O.k., not really, so don't get excited.
But I WAS going to post something. I had no idea what as I hadn't written it yet. Then my son came home, and then my hubby and my other son came home and suddenly we found ourselves watching t.v. together and there went my post.
And talking. Talking enough that we had to stop the t.v. on occasion so that we could converse.
When did this happen? When did my boys get big enough to have an opinion? When did they develop a sense of humor? When did they get old enough to stay up past their bedtime? When did they get old enough to drive?
Where did the time go? Wasn't I just changing diapers yesterday? Wasn't I just struggling earlier to get clothes on a wiggly little body, or trying to help because I was in a hurry only to hear "Mommy, ME do it. Me do it!"
I know you're sick of hearing "Enjoy it. They grow up so fast." I know it because I was sick of hearing it. I was also not enjoying a screaming toddler tantrum, putting a wayward preschooler back in bed for the 15th time, or repeating myself for the 2,500 time that day. It seems like it's going to go on forever.

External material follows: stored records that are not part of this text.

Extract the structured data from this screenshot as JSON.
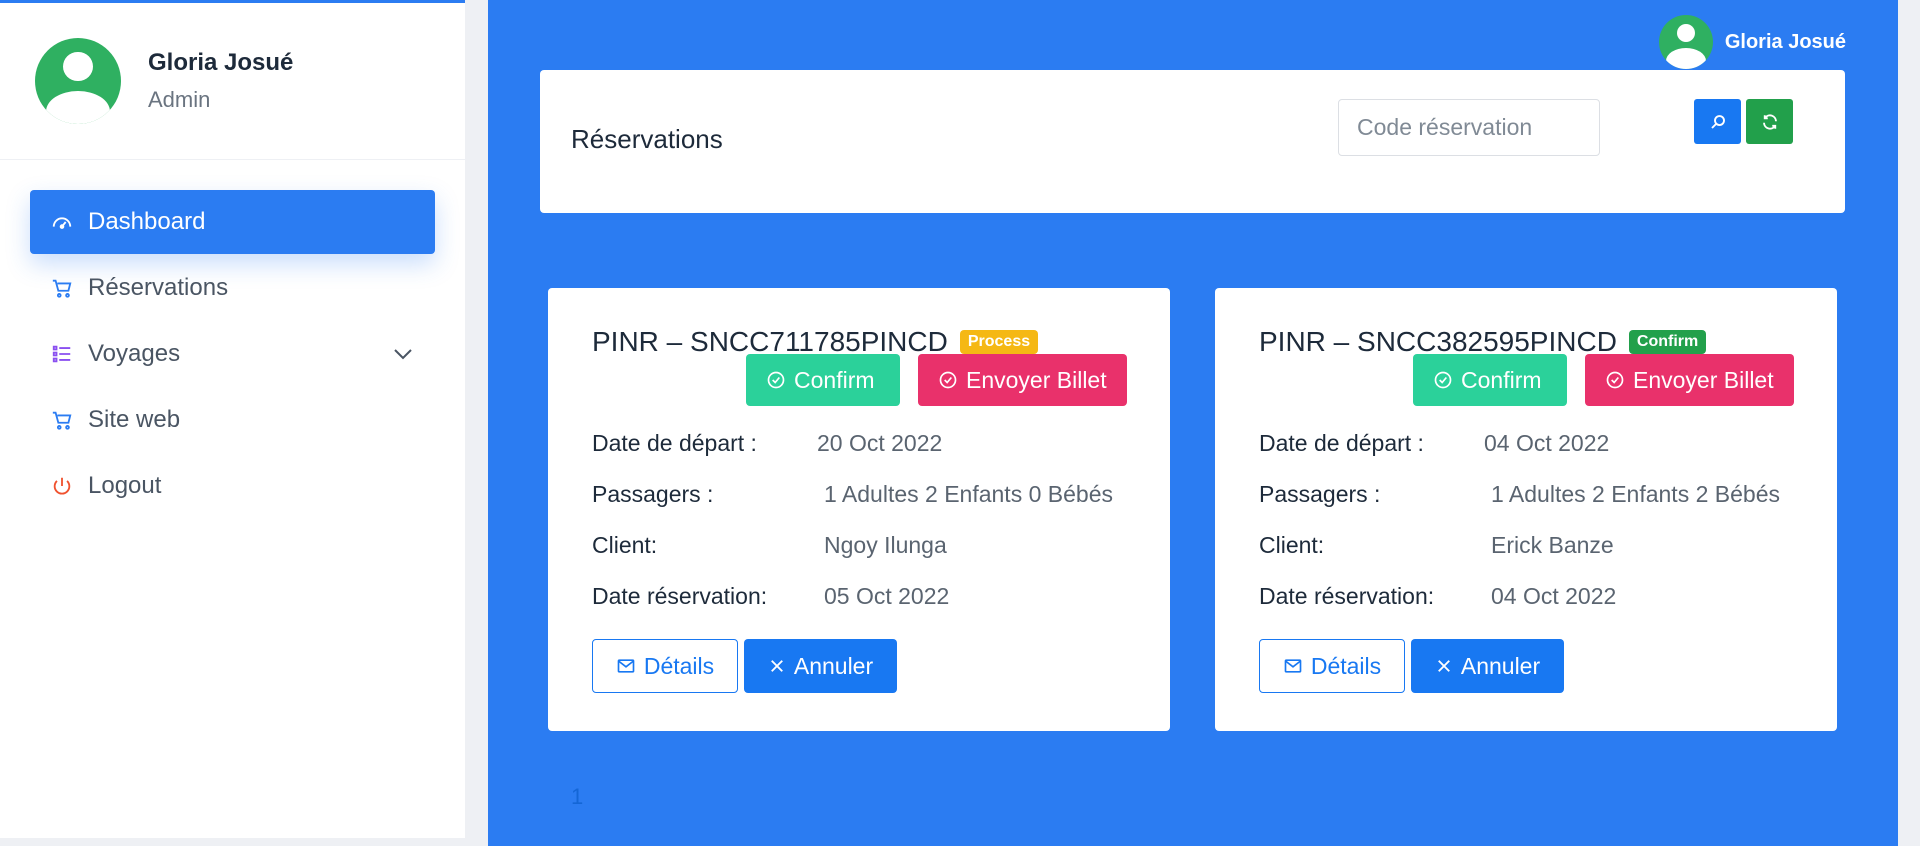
{
  "user": {
    "name": "Gloria Josué",
    "role": "Admin"
  },
  "sidebar": {
    "items": [
      {
        "label": "Dashboard",
        "icon": "dashboard-icon",
        "active": true
      },
      {
        "label": "Réservations",
        "icon": "cart-icon"
      },
      {
        "label": "Voyages",
        "icon": "list-icon",
        "expandable": true
      },
      {
        "label": "Site web",
        "icon": "cart-icon"
      },
      {
        "label": "Logout",
        "icon": "power-icon"
      }
    ]
  },
  "header": {
    "user_name": "Gloria Josué"
  },
  "search": {
    "title": "Réservations",
    "placeholder": "Code réservation"
  },
  "labels": {
    "confirm": "Confirm",
    "send_ticket": "Envoyer Billet",
    "departure": "Date de départ :",
    "passengers": "Passagers :",
    "client": "Client:",
    "reservation_date": "Date réservation:",
    "details": "Détails",
    "cancel": "Annuler"
  },
  "reservations": [
    {
      "code": "PINR – SNCC711785PINCD",
      "status": "Process",
      "departure": "20 Oct 2022",
      "passengers": "1 Adultes 2 Enfants 0 Bébés",
      "client": "Ngoy Ilunga",
      "reservation_date": "05 Oct 2022"
    },
    {
      "code": "PINR – SNCC382595PINCD",
      "status": "Confirm",
      "departure": "04 Oct 2022",
      "passengers": "1 Adultes 2 Enfants 2 Bébés",
      "client": "Erick Banze",
      "reservation_date": "04 Oct 2022"
    }
  ],
  "pagination": {
    "current": "1"
  },
  "colors": {
    "primary": "#2b7cf2",
    "success": "#22a04b",
    "teal": "#2bd19a",
    "danger": "#e9316b",
    "warning": "#f5b814"
  }
}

But when you are on the other side of forever, it seems like such a short span of time. The long sleepless nights become a memory. Toddler temper tantrums become a great story that you can tell around the dinner table at holidays and get a laugh.
Some of the things you remember are the things that might have seemed hard or tiring then. Rocking a baby to sleep when you can barely stay awake yourself. Changing the sheets in the middle of the night after someone got sick or wet the bed.

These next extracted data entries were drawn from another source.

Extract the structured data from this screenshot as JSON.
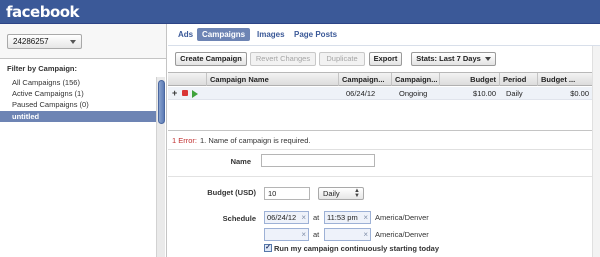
{
  "app": {
    "logo_text": "facebook"
  },
  "sidebar": {
    "account_id": "24286257",
    "filter_label": "Filter by Campaign:",
    "items": [
      {
        "label": "All Campaigns (156)",
        "selected": false
      },
      {
        "label": "Active Campaigns (1)",
        "selected": false
      },
      {
        "label": "Paused Campaigns (0)",
        "selected": false
      },
      {
        "label": "untitled",
        "selected": true
      }
    ]
  },
  "tabs": [
    {
      "label": "Ads",
      "active": false
    },
    {
      "label": "Campaigns",
      "active": true
    },
    {
      "label": "Images",
      "active": false
    },
    {
      "label": "Page Posts",
      "active": false
    }
  ],
  "toolbar": {
    "create_label": "Create Campaign",
    "revert_label": "Revert Changes",
    "duplicate_label": "Duplicate",
    "export_label": "Export",
    "stats_label": "Stats: Last 7 Days"
  },
  "table": {
    "headers": [
      "Campaign Name",
      "Campaign...",
      "Campaign...",
      "Budget",
      "Period",
      "Budget ..."
    ],
    "rows": [
      {
        "name": "",
        "start_date": "06/24/12",
        "status": "Ongoing",
        "budget": "$10.00",
        "period": "Daily",
        "budget_remaining": "$0.00"
      }
    ]
  },
  "error": {
    "count_label": "1 Error:",
    "message": "1. Name of campaign is required."
  },
  "form": {
    "name_label": "Name",
    "name_value": "",
    "budget_label": "Budget (USD)",
    "budget_value": "10",
    "period_value": "Daily",
    "schedule_label": "Schedule",
    "start_date": "06/24/12",
    "at_label": "at",
    "start_time": "11:53 pm",
    "timezone": "America/Denver",
    "end_date": "",
    "end_time": "",
    "continuous_label": "Run my campaign continuously starting today",
    "continuous_checked": true
  },
  "colors": {
    "brand": "#3b5998",
    "selected": "#6d84b4",
    "error": "#c03030",
    "active_status": "#3fa33a"
  }
}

Taking care of a sick child when YOU are sick yourself. Endless drinks of water. Endless questions. Repetitious answers. Interruptions in the middle of the night, seemingly every night. Putting your child back in bed and saying "And this time, STAY there!"
I won't say that I wish that I could do it all over again and that I would give anything to be back in those days because I refuse to live my life like that. I refuse to live in the past.

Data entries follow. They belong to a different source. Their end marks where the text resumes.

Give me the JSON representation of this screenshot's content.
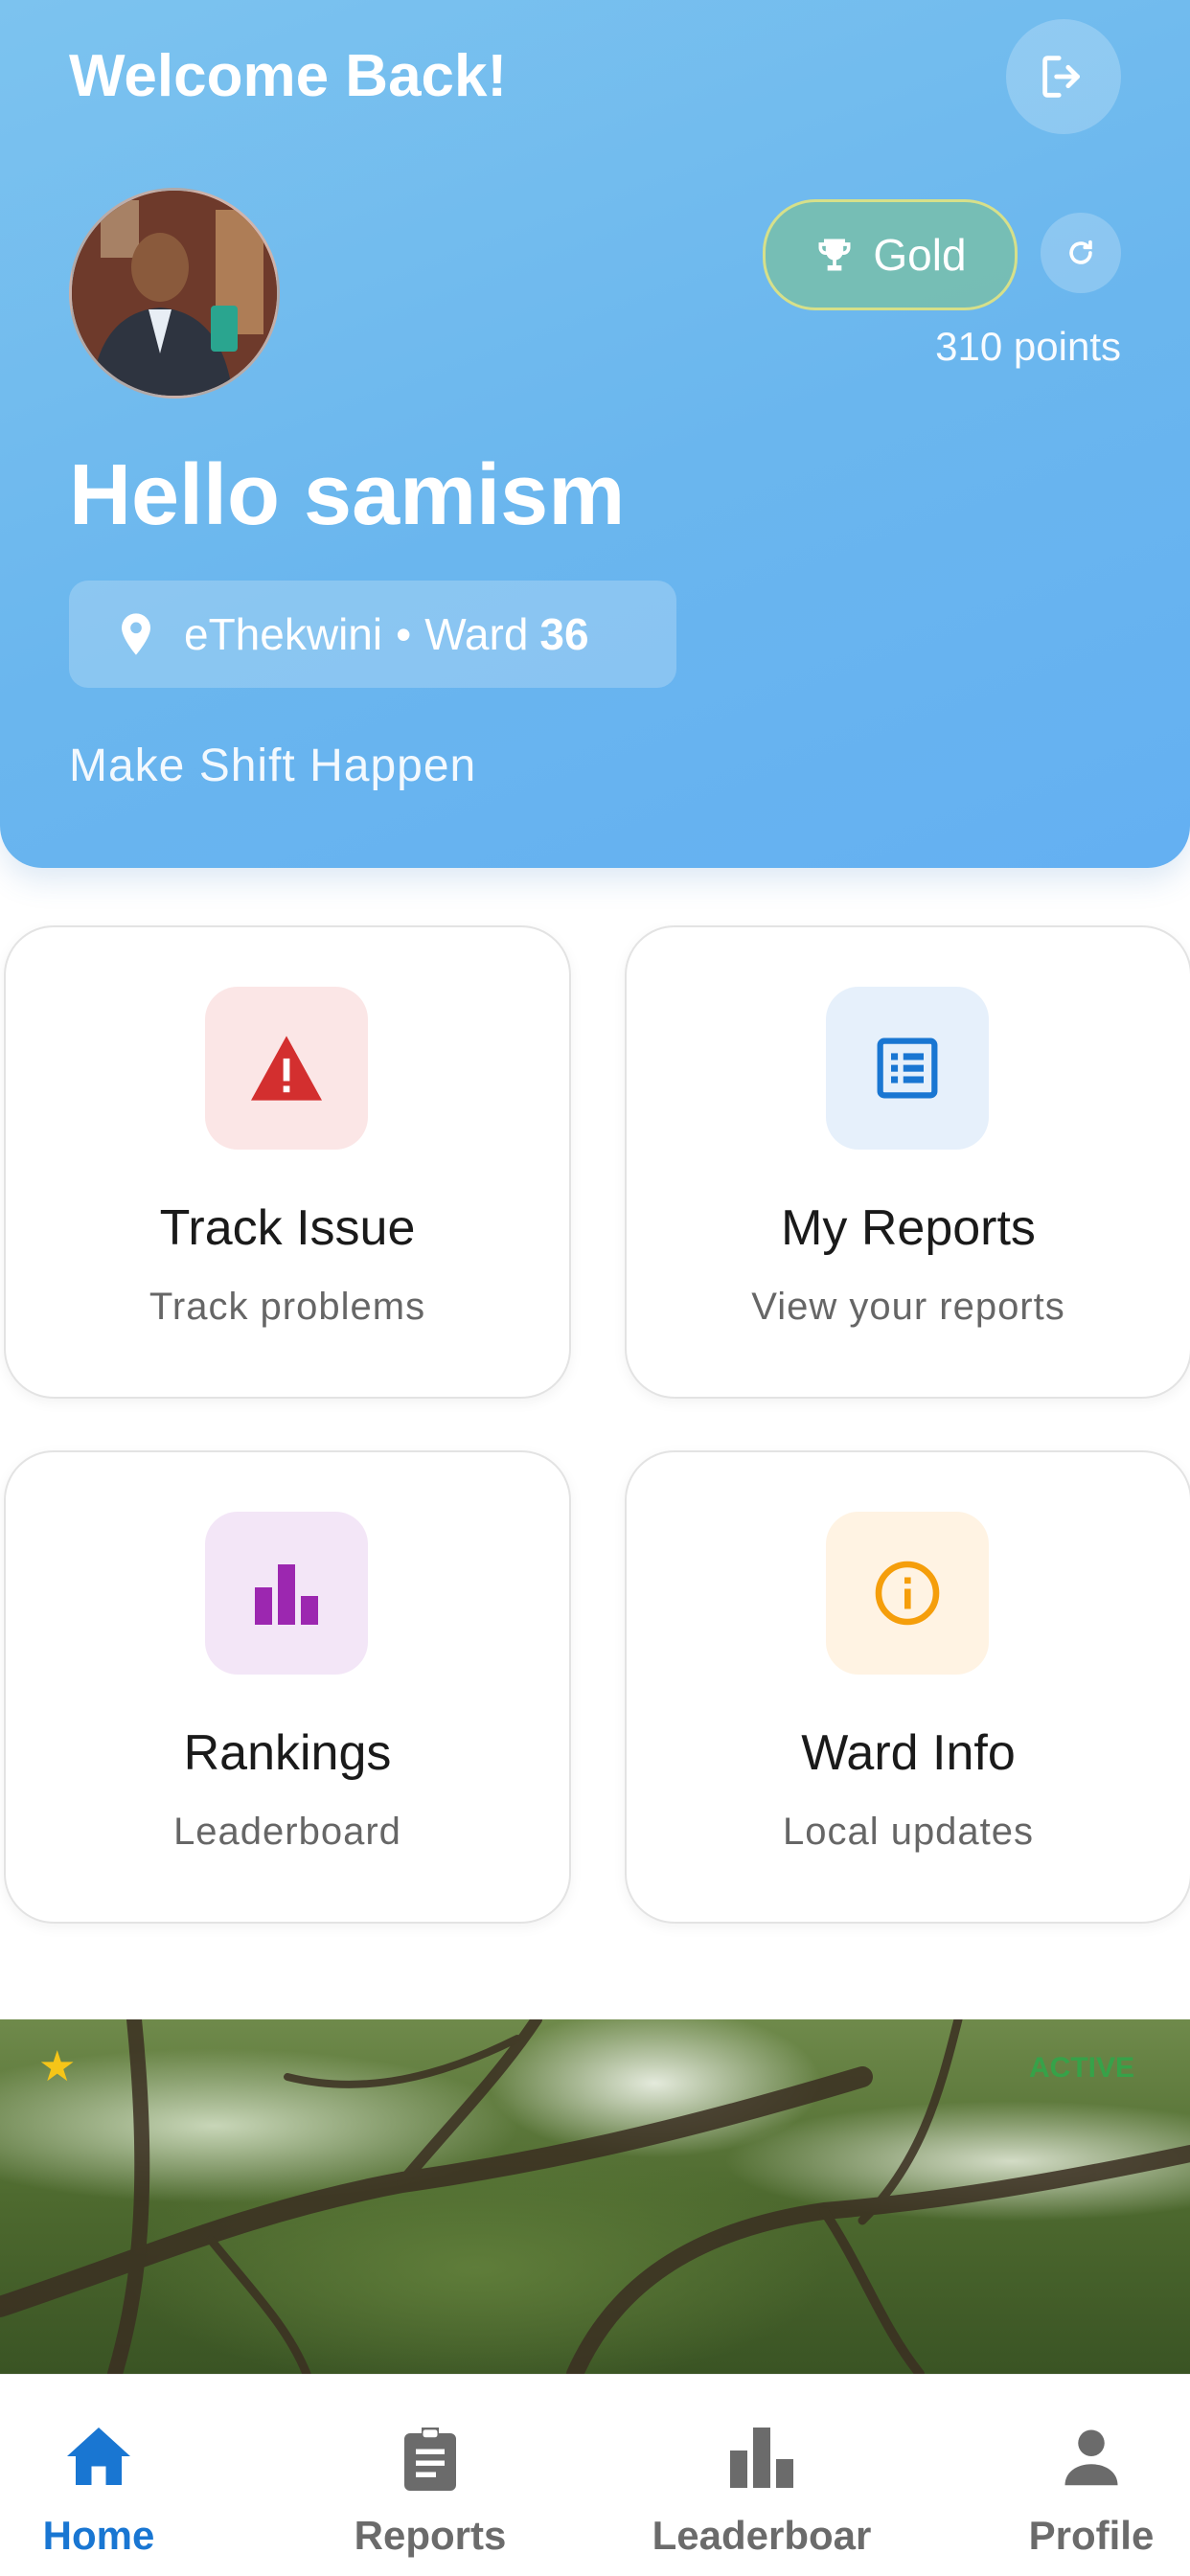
{
  "header": {
    "welcome": "Welcome Back!",
    "badge_label": "Gold",
    "points": "310 points",
    "greeting": "Hello samism",
    "city": "eThekwini",
    "separator": "•",
    "ward_label": "Ward",
    "ward_number": "36",
    "tagline": "Make Shift Happen"
  },
  "cards": [
    {
      "title": "Track Issue",
      "subtitle": "Track problems",
      "icon": "warning-icon",
      "color": "#d32f2f",
      "bg": "#fbe6e6"
    },
    {
      "title": "My Reports",
      "subtitle": "View your reports",
      "icon": "list-icon",
      "color": "#1976d2",
      "bg": "#e6f0fb"
    },
    {
      "title": "Rankings",
      "subtitle": "Leaderboard",
      "icon": "bar-chart-icon",
      "color": "#9c27b0",
      "bg": "#f3e6f7"
    },
    {
      "title": "Ward Info",
      "subtitle": "Local updates",
      "icon": "info-icon",
      "color": "#f59e0b",
      "bg": "#fff3e3"
    }
  ],
  "banner": {
    "status": "ACTIVE"
  },
  "nav": {
    "items": [
      {
        "label": "Home",
        "icon": "home-icon",
        "active": true
      },
      {
        "label": "Reports",
        "icon": "clipboard-icon",
        "active": false
      },
      {
        "label": "Leaderboar",
        "icon": "leaderboard-icon",
        "active": false
      },
      {
        "label": "Profile",
        "icon": "person-icon",
        "active": false
      }
    ],
    "active_color": "#1976d2",
    "inactive_color": "#6b6b6b"
  }
}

I refuse to waste the precious moments we are living now by wishing for then. If I sit here and wish that my boys were little again and mourn and grieve every day that they've grown up I will miss the time with them that I have now.
If I allow my heart to live in the past there won't be room in my heart for the future.
Would I love to live some of those moments over again? Sure I would. But my boys are so precious to me now that I would have to give up who they are NOW in order to enjoy who they were then. And I'm not willing to do that.
So I will indulge my nostalgia with dvds and pictures and papers from their childhood from time to time. I will enjoy it without letting it become a regret that that time is lost to me forever. Because it's not REALLY lost to me, because I have my memories. I can't live it over again, but I can remember it again.
I will continue to build my marriage with my husband so that it doesn't get lost in memories of their childhood. I will continue to love him, laugh with him, serve the Lord with him, enjoy our children with him and be his best friend. I won't forget that I am a wife as well as a mother. I won't forget him.
I will continue to enjoy the men that my sweet boys have grown into now. I will keep praying for my boys, and thank the Lord for guiding us though all those years, and giving us wisdom and direction and calling my boy's hearts to Himself. And I will continue to pray for Him to guide them throughout their lives.
And I will STILL try to enjoy the now, because this time too will be but a memory some day.